Executive compensation remains a continued topic of concern, even as the investor supported 92% of pay-related proposals globally in 2015.  27% of those pay proposals were screened for additional review, with nearly 40% of those from the U.S. and Canada.  On average, SSGA supported the compensation practices/policies at the screened companies 48% of the time, voted against their practices 29% of the time and chose to track (support with reservation) 22% of the proposals due to some concerns with pay policies/structure at the company.  Those companies are analyzed again the following year.  For example, in 2015, SSGA voted against 20% of the companies that were tracked in 2014.

SSGA believes that companies should adopt a mix of equity awards, with a majority of long-term incentives paid through performance-based units instead of time-vested awards or stock options.  In an engagement on compensation, SSGA may focus on the performance metrics, the rigor of the thresholds and the performance assessment period, with an expectation that companies adopt a minimum three-year performance assessment period for long-term incentive plans.

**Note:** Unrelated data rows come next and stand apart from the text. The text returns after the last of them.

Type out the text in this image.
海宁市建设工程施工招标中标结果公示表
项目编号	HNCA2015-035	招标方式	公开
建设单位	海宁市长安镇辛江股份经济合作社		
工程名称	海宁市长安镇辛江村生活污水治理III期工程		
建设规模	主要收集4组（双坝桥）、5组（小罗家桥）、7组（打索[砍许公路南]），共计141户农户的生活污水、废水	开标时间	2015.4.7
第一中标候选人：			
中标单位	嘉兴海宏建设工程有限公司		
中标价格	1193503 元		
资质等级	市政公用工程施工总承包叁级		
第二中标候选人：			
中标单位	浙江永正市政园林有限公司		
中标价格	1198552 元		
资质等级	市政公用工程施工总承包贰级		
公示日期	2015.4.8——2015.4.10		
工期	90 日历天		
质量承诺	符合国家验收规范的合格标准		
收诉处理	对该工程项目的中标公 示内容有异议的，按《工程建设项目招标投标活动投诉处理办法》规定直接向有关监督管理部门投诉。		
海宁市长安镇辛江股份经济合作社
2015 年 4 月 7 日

On environmental and social (E&S) issues, SSGA reviewed and voted on 275 shareholder items across its global holdings, 205 at North American companies.  On average, SSGA supported 17% of those proposals and also abstained on 17%.  During engagement, SSGA may communicate its expectations related to a company’s disclosure pertaining to key ESG risks that impact the company’s long-term strategy.  The report provided an example where it engaged with a company that faced a lobbying proposal.  SSGA requested that an itemized list of political contributions by candidate as well as the amount donated be disclosed on the website for federal and state candidates.  In another case, SSGA asked a company to enhance its disclosure of specific quantitative metrics pertaining to methane emissions as they related to operations and undertook a multi-year engagement with the company on the quality of its emissions disclosure.

SSGA will track a company’s responsiveness to its feedback and may abstain against E&S-related shareholder proposals if the company has made some improvements to its E&S policies/practices but is below market standards, and will support the proposals if the company has failed to implement changes.  On E&S issues, SSGA will assess the quality of a company’s ESG disclosure, the relative performance of a company’s sustainability program compared to that of its peers, the underlying economics of its sustainability initiatives and the level of board involvement in oversight on the company’s sustainability practices.

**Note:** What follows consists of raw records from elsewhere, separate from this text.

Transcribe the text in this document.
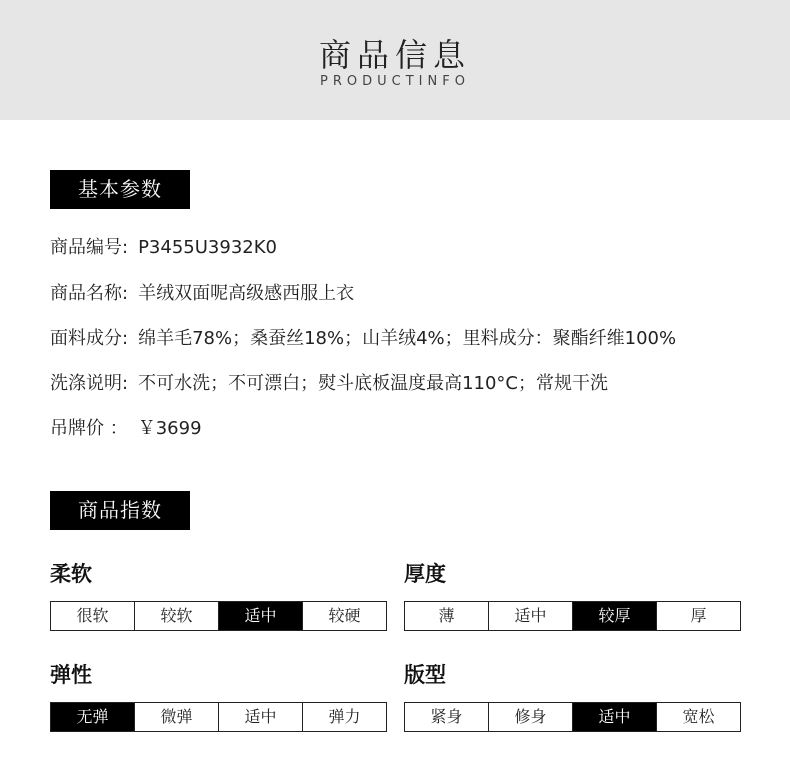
商品信息
PRODUCTINFO
基本参数
商品编号: P3455U3932K0
商品名称: 羊绒双面呢高级感西服上衣
面料成分: 绵羊毛78%；桑蚕丝18%；山羊绒4%；里料成分：聚酯纤维100%
洗涤说明: 不可水洗；不可漂白；熨斗底板温度最高110°C；常规干洗
吊牌价 ： ￥3699
商品指数
柔软
很软	较软	适中	较硬
厚度
薄	适中	较厚	厚
弹性
无弹	微弹	适中	弹力
版型
紧身	修身	适中	宽松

As an indication of the importance that SSGA places on E&S issues, in March of this year, SSGA announced that it launched a Gender Diversity ETF (Ticker: SHE), which seeks to track the performance of the SSGA Gender Diversity Index.  The index comprises listed U.S. large capitalization companies with the highest levels within their sectors of gender diversity on their boards of directors and in their senior leadership.

For 2016, SSGA’s sector focus is on IT, automotive and SIFI (systematically important financial institutions) companies.  The ESG themes are board composition and leadership, supply chain management, pay strategies, climate change and water management.